As for women (who WANTS to be at home and has a spouse) quitting their jobs, it would better the economy. First, it would create a vacancy in the job market, which could be filled by a man (or woman) currently on unemployment. For every woman who voluntarily leaves the workforce, vacancies are created, which can be filled by those on unemployment. Fewer people on unemployment results in less of a strain on state government (welfare systems), lowered unemployment rates. Then there would eventually be a shift in the supply / demand. If the unemployment rate drops from 18% to 5%, that will place employees in a much better position to bargain for better wages, better benefits, fewer hours (a.k.a. less OT), etc. I'm not sure how this couldn't be a positive.

Obviously this works for the 2 income family going down to 1 income. It would be very difficult at first. However, as I showed in the example, we would be putting the employees into a better bargaining position and the husbands out there will be able to bargain for higher wages and salaries, which would bring in more income to the family. Now this would not work if it would put the family on assistance. But there are many, many ways to cut back on expenses, which would make the need for the second income, obsolete. It jsut takes creative budgeting.
well, it WAS oppression because like you said - they didn't have the CHOICE to go to work. some women may have been happy staying at home just like there are women today who are happy staying at home. the difference is -women today have a CHOICE and OPTIONS that they didn't have before. women today may "feel oppressed" but they aren't REALLY - not like women used to be. yeah, they may not be able to quit work because they can't figure out how to do it and stay financially stable - but the OPTION is still there. lots of women don't vote - but the OPTION is there - they CAN vote.

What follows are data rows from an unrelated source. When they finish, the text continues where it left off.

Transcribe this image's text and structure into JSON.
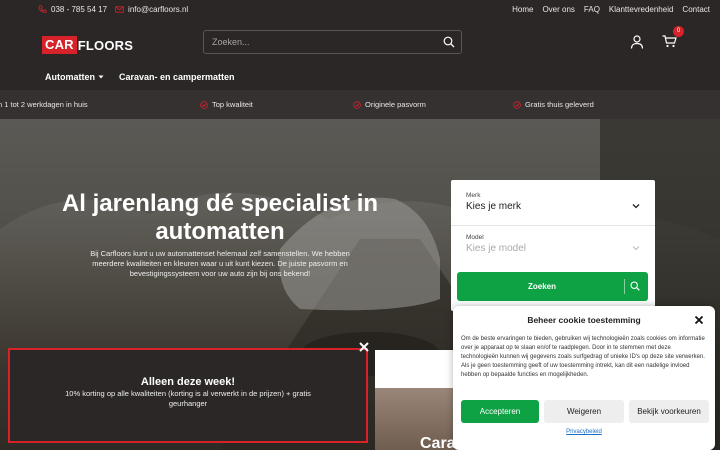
{
  "topbar": {
    "phone": "038 - 785 54 17",
    "email": "info@carfloors.nl",
    "links": [
      "Home",
      "Over ons",
      "FAQ",
      "Klanttevredenheid",
      "Contact"
    ]
  },
  "header": {
    "logo_part1": "CAR",
    "logo_part2": "FLOORS",
    "search_placeholder": "Zoeken...",
    "cart_count": "0"
  },
  "nav": {
    "item1": "Automatten",
    "item2": "Caravan- en campermatten"
  },
  "usp": [
    "n 1 tot 2 werkdagen in huis",
    "Top kwaliteit",
    "Originele pasvorm",
    "Gratis thuis geleverd"
  ],
  "hero": {
    "title": "Al jarenlang dé specialist in automatten",
    "text": "Bij Carfloors kunt u uw automattenset helemaal zelf samenstellen. We hebben meerdere kwaliteiten en kleuren waar u uit kunt kiezen. De juiste pasvorm en bevestigingssysteem voor uw auto zijn bij ons bekend!"
  },
  "filter": {
    "merk_label": "Merk",
    "merk_value": "Kies je merk",
    "model_label": "Model",
    "model_value": "Kies je model",
    "button": "Zoeken"
  },
  "promo": {
    "title": "Alleen deze week!",
    "text": "10% korting op alle kwaliteiten (korting is al verwerkt in de prijzen) + gratis geurhanger"
  },
  "section_heading": "Caravan- en campermatten",
  "cookie": {
    "title": "Beheer cookie toestemming",
    "text": "Om de beste ervaringen te bieden, gebruiken wij technologieën zoals cookies om informatie over je apparaat op te slaan en/of te raadplegen. Door in te stemmen met deze technologieën kunnen wij gegevens zoals surfgedrag of unieke ID's op deze site verwerken. Als je geen toestemming geeft of uw toestemming intrekt, kan dit een nadelige invloed hebben op bepaalde functies en mogelijkheden.",
    "accept": "Accepteren",
    "deny": "Weigeren",
    "prefs": "Bekijk voorkeuren",
    "privacy": "Privacybeleid"
  },
  "colors": {
    "brand_red": "#d7222a",
    "accent_green": "#0ea244",
    "dark_bg": "#2b2726"
  }
}
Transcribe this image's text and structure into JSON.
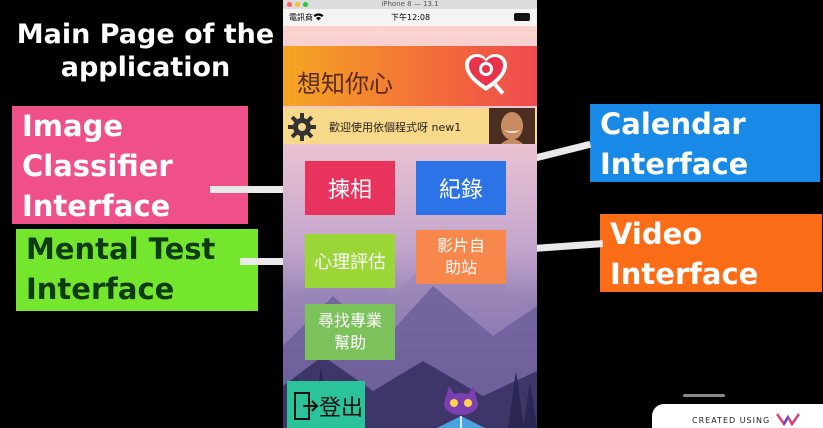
{
  "title": "Main Page of the application",
  "annotations": {
    "image_classifier": "Image Classifier Interface",
    "mental_test": "Mental Test Interface",
    "calendar": "Calendar Interface",
    "video": "Video Interface"
  },
  "simulator": {
    "title": "iPhone 8 — 13.1"
  },
  "status_bar": {
    "carrier": "電訊商",
    "time": "下午12:08"
  },
  "app": {
    "name": "想知你心",
    "welcome": "歡迎使用依個程式呀 new1",
    "tiles": {
      "classify": "揀相",
      "record": "紀錄",
      "mental": "心理評估",
      "video": "影片自助站",
      "help": "尋找專業幫助",
      "logout": "登出"
    }
  },
  "watermark": {
    "text": "CREATED USING"
  },
  "colors": {
    "image_label": "#f0508a",
    "mental_label": "#74e62d",
    "calendar_label": "#1889e6",
    "video_label": "#fa6d16"
  }
}
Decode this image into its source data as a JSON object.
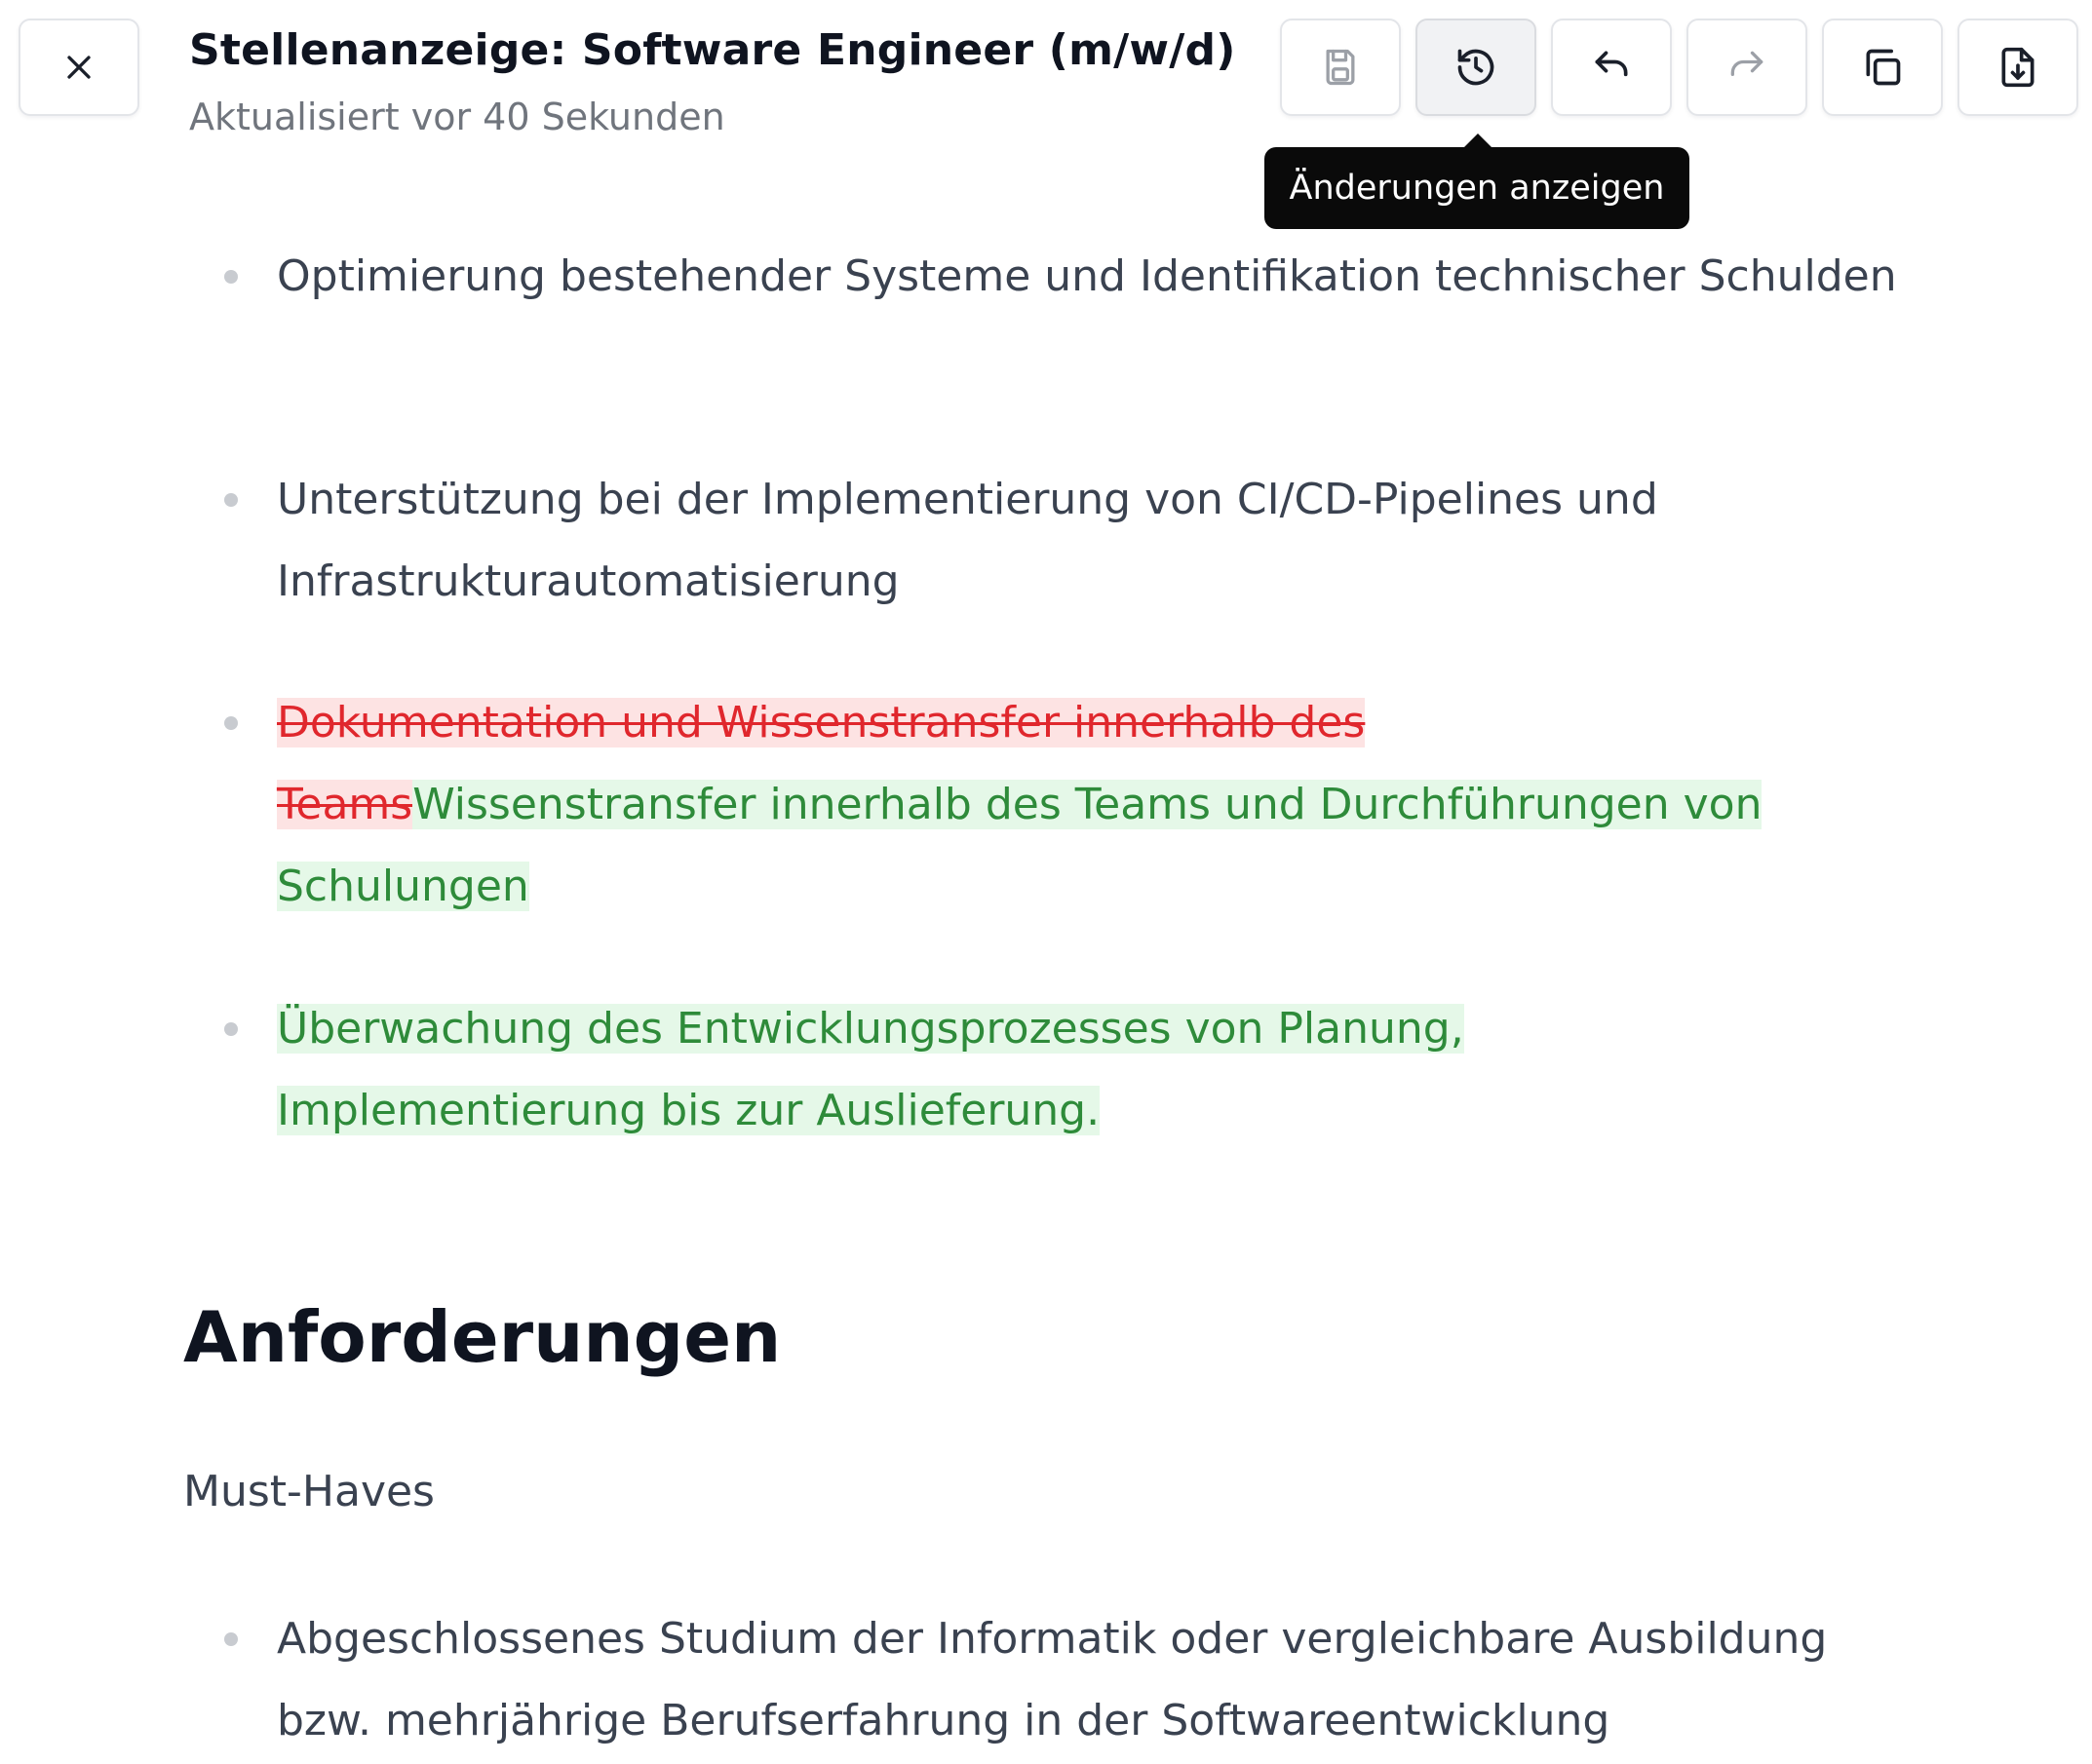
{
  "header": {
    "title": "Stellenanzeige: Software Engineer (m/w/d)",
    "subtitle": "Aktualisiert vor 40 Sekunden",
    "close_icon": "close-icon"
  },
  "toolbar": {
    "buttons": [
      {
        "name": "save-button",
        "icon": "save-icon",
        "enabled": false
      },
      {
        "name": "history-button",
        "icon": "history-icon",
        "active": true
      },
      {
        "name": "undo-button",
        "icon": "undo-icon",
        "enabled": true
      },
      {
        "name": "redo-button",
        "icon": "redo-icon",
        "enabled": false
      },
      {
        "name": "copy-button",
        "icon": "copy-icon",
        "enabled": true
      },
      {
        "name": "download-button",
        "icon": "file-download-icon",
        "enabled": true
      }
    ],
    "tooltip": "Änderungen anzeigen"
  },
  "content": {
    "bullets": [
      {
        "text": "Optimierung bestehender Systeme und Identifikation technischer Schulden"
      },
      {
        "text": "Unterstützung bei der Implementierung von CI/CD-Pipelines und Infrastrukturautomatisierung"
      },
      {
        "deleted": "Dokumentation und Wissenstransfer innerhalb des Teams",
        "inserted": "Wissenstransfer innerhalb des Teams und Durchführungen von Schulungen"
      },
      {
        "inserted": "Überwachung des Entwicklungsprozesses von Planung, Implementierung bis zur Auslieferung."
      }
    ],
    "section_heading": "Anforderungen",
    "sub_heading": "Must-Haves",
    "requirements": [
      {
        "text": "Abgeschlossenes Studium der Informatik oder vergleichbare Ausbildung bzw. mehrjährige Berufserfahrung in der Softwareentwicklung"
      }
    ]
  },
  "colors": {
    "deleted_text": "#e0272d",
    "deleted_bg": "#fde3e3",
    "inserted_text": "#2e8b3a",
    "inserted_bg": "#e5f8e8"
  }
}
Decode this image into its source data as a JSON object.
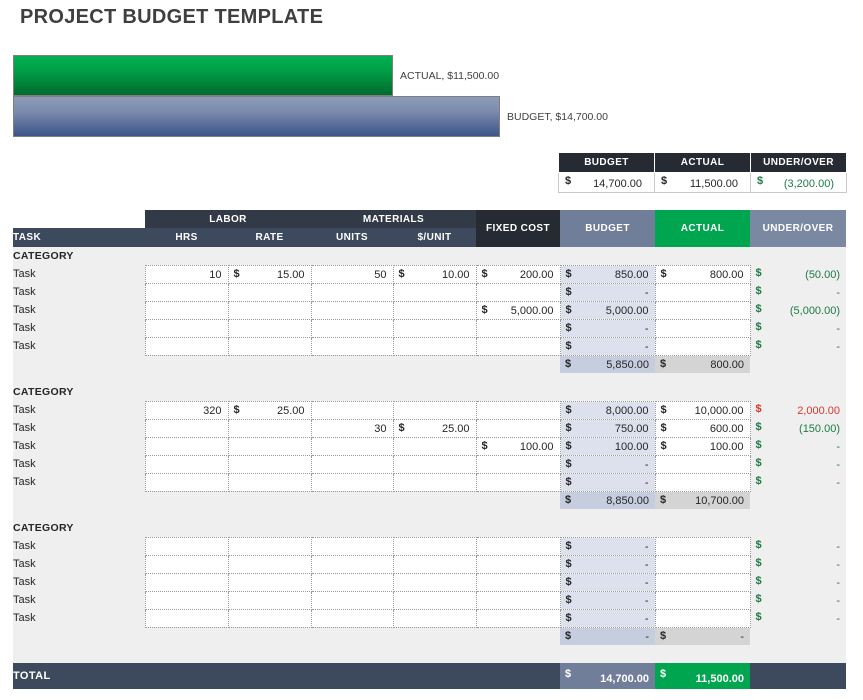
{
  "title": "PROJECT BUDGET TEMPLATE",
  "chart_data": {
    "type": "bar",
    "title": "PROJECT BUDGET TEMPLATE",
    "orientation": "horizontal",
    "categories": [
      "ACTUAL",
      "BUDGET"
    ],
    "values": [
      11500.0,
      14700.0
    ],
    "value_labels": [
      "ACTUAL,  $11,500.00",
      "BUDGET,  $14,700.00"
    ],
    "colors": [
      "#00a550",
      "#7d8dae"
    ],
    "xlabel": "",
    "ylabel": "",
    "grid": false,
    "legend": "none",
    "xlim": [
      0,
      16000
    ]
  },
  "summary": {
    "headers": [
      "BUDGET",
      "ACTUAL",
      "UNDER/OVER"
    ],
    "budget": {
      "currency": "$",
      "amount": "14,700.00"
    },
    "actual": {
      "currency": "$",
      "amount": "11,500.00"
    },
    "under_over": {
      "currency": "$",
      "amount": "(3,200.00)",
      "state": "pos"
    }
  },
  "table": {
    "group_headers": {
      "labor": "LABOR",
      "materials": "MATERIALS"
    },
    "headers": {
      "task": "TASK",
      "hrs": "HRS",
      "rate": "RATE",
      "units": "UNITS",
      "unit_price": "$/UNIT",
      "fixed_cost": "FIXED COST",
      "budget": "BUDGET",
      "actual": "ACTUAL",
      "under_over": "UNDER/OVER"
    },
    "category_label": "CATEGORY",
    "task_label": "Task",
    "currency": "$",
    "dash": "-",
    "sections": [
      {
        "name": "CATEGORY",
        "rows": [
          {
            "task": "Task",
            "hrs": "10",
            "rate": "15.00",
            "units": "50",
            "unit_price": "10.00",
            "fixed": "200.00",
            "budget": "850.00",
            "actual": "800.00",
            "under_over": "(50.00)",
            "state": "pos"
          },
          {
            "task": "Task",
            "hrs": "",
            "rate": "",
            "units": "",
            "unit_price": "",
            "fixed": "",
            "budget": "-",
            "actual": "",
            "under_over": "-",
            "state": "pos"
          },
          {
            "task": "Task",
            "hrs": "",
            "rate": "",
            "units": "",
            "unit_price": "",
            "fixed": "5,000.00",
            "budget": "5,000.00",
            "actual": "",
            "under_over": "(5,000.00)",
            "state": "pos"
          },
          {
            "task": "Task",
            "hrs": "",
            "rate": "",
            "units": "",
            "unit_price": "",
            "fixed": "",
            "budget": "-",
            "actual": "",
            "under_over": "-",
            "state": "pos"
          },
          {
            "task": "Task",
            "hrs": "",
            "rate": "",
            "units": "",
            "unit_price": "",
            "fixed": "",
            "budget": "-",
            "actual": "",
            "under_over": "-",
            "state": "pos"
          }
        ],
        "subtotal": {
          "budget": "5,850.00",
          "actual": "800.00"
        }
      },
      {
        "name": "CATEGORY",
        "rows": [
          {
            "task": "Task",
            "hrs": "320",
            "rate": "25.00",
            "units": "",
            "unit_price": "",
            "fixed": "",
            "budget": "8,000.00",
            "actual": "10,000.00",
            "under_over": "2,000.00",
            "state": "neg"
          },
          {
            "task": "Task",
            "hrs": "",
            "rate": "",
            "units": "30",
            "unit_price": "25.00",
            "fixed": "",
            "budget": "750.00",
            "actual": "600.00",
            "under_over": "(150.00)",
            "state": "pos"
          },
          {
            "task": "Task",
            "hrs": "",
            "rate": "",
            "units": "",
            "unit_price": "",
            "fixed": "100.00",
            "budget": "100.00",
            "actual": "100.00",
            "under_over": "-",
            "state": "pos"
          },
          {
            "task": "Task",
            "hrs": "",
            "rate": "",
            "units": "",
            "unit_price": "",
            "fixed": "",
            "budget": "-",
            "actual": "",
            "under_over": "-",
            "state": "pos"
          },
          {
            "task": "Task",
            "hrs": "",
            "rate": "",
            "units": "",
            "unit_price": "",
            "fixed": "",
            "budget": "-",
            "actual": "",
            "under_over": "-",
            "state": "pos"
          }
        ],
        "subtotal": {
          "budget": "8,850.00",
          "actual": "10,700.00"
        }
      },
      {
        "name": "CATEGORY",
        "rows": [
          {
            "task": "Task",
            "hrs": "",
            "rate": "",
            "units": "",
            "unit_price": "",
            "fixed": "",
            "budget": "-",
            "actual": "",
            "under_over": "-",
            "state": "pos"
          },
          {
            "task": "Task",
            "hrs": "",
            "rate": "",
            "units": "",
            "unit_price": "",
            "fixed": "",
            "budget": "-",
            "actual": "",
            "under_over": "-",
            "state": "pos"
          },
          {
            "task": "Task",
            "hrs": "",
            "rate": "",
            "units": "",
            "unit_price": "",
            "fixed": "",
            "budget": "-",
            "actual": "",
            "under_over": "-",
            "state": "pos"
          },
          {
            "task": "Task",
            "hrs": "",
            "rate": "",
            "units": "",
            "unit_price": "",
            "fixed": "",
            "budget": "-",
            "actual": "",
            "under_over": "-",
            "state": "pos"
          },
          {
            "task": "Task",
            "hrs": "",
            "rate": "",
            "units": "",
            "unit_price": "",
            "fixed": "",
            "budget": "-",
            "actual": "",
            "under_over": "-",
            "state": "pos"
          }
        ],
        "subtotal": {
          "budget": "-",
          "actual": "-"
        }
      }
    ],
    "total": {
      "label": "TOTAL",
      "budget": "14,700.00",
      "actual": "11,500.00"
    }
  },
  "colors": {
    "green": "#00a550",
    "navy": "#3d4a5e",
    "dark": "#262b33",
    "budget_blue": "#707e99",
    "positive": "#1f7a45",
    "negative": "#d8382f"
  }
}
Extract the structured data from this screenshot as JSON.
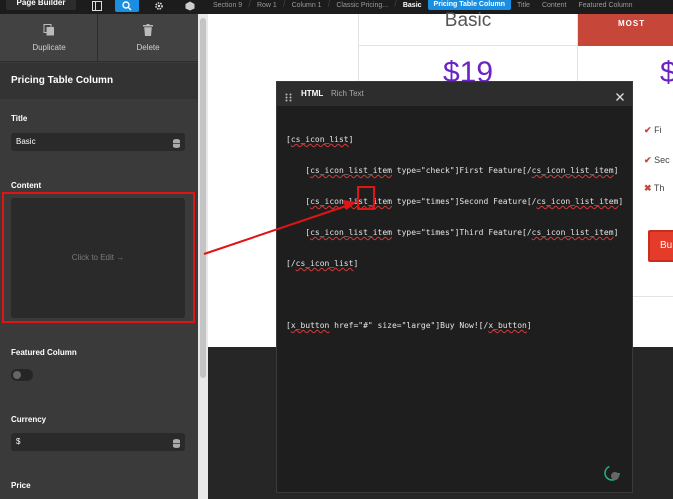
{
  "topbar": {
    "page_builder_label": "Page Builder",
    "breadcrumbs": [
      {
        "label": "Section 9"
      },
      {
        "label": "Row 1"
      },
      {
        "label": "Column 1"
      },
      {
        "label": "Classic Pricing..."
      },
      {
        "label": "Basic"
      },
      {
        "label": "Pricing Table Column"
      },
      {
        "label": "Title"
      },
      {
        "label": "Content"
      },
      {
        "label": "Featured Column"
      }
    ]
  },
  "sidebar": {
    "duplicate_label": "Duplicate",
    "delete_label": "Delete",
    "section_title": "Pricing Table Column",
    "title_label": "Title",
    "title_value": "Basic",
    "content_label": "Content",
    "content_placeholder": "Click to Edit →",
    "featured_label": "Featured Column",
    "featured_on": false,
    "currency_label": "Currency",
    "currency_value": "$",
    "price_label": "Price"
  },
  "preview": {
    "basic_title": "Basic",
    "basic_price": "$19",
    "popular_banner": "MOST",
    "popular_price": "$",
    "features": [
      {
        "icon": "check",
        "text": "Fi"
      },
      {
        "icon": "check",
        "text": "Sec"
      },
      {
        "icon": "times",
        "text": "Th"
      }
    ],
    "popular_button": "Bu"
  },
  "modal": {
    "tab_html": "HTML",
    "tab_rich_text": "Rich Text",
    "code_lines": [
      "[cs_icon_list]",
      "    [cs_icon_list_item type=\"check\"]First Feature[/cs_icon_list_item]",
      "    [cs_icon_list_item type=\"times\"]Second Feature[/cs_icon_list_item]",
      "    [cs_icon_list_item type=\"times\"]Third Feature[/cs_icon_list_item]",
      "[/cs_icon_list]",
      "",
      "[x_button href=\"#\" size=\"large\"]Buy Now![/x_button]"
    ]
  },
  "colors": {
    "accent": "#1a8ee1",
    "annotation_red": "#e01414",
    "price_purple": "#6c23c6",
    "popular_red": "#c7463a"
  }
}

you say don't make people feel like less of a person because they want to stay home. i say don't make people feel like less of a parent because they want to work. that's not to you, but everyone that talks crap (the ones that "get it")

just like there are children who would like to spend more time with their parents - there are children who are homeschooled that would love to go to school. i watched a documentary with 4 high school kids that WANTED to go to school. i DO think there are mothers who use being with their children as an excuse NOT to work just as much as there are working mothers that use work as an excuse to not be with their children. it works both ways.

i saw not long ago you said you're moving in with relatives due to finances. what if you didn't have relatives to move in with? lots of people don't. some people may have that as an option but they'd never consider it. if my option was to be a stay at home parent and move in with my in-laws or work and have my own home - i'd choose to work. everyone's priorities are different. i think MOST mothers have their children on the top of their priority list, and providing for their children (food, clothing, shelter) requires them to have a job.

it's easy for daycare providers to talk about how mothers should spend more time with their kids because they're staying at home with theirs and getting PAID by these working mothers. if every mother stayed at home, all daycare providers would be out of a job. that little factor seems to be overlooked.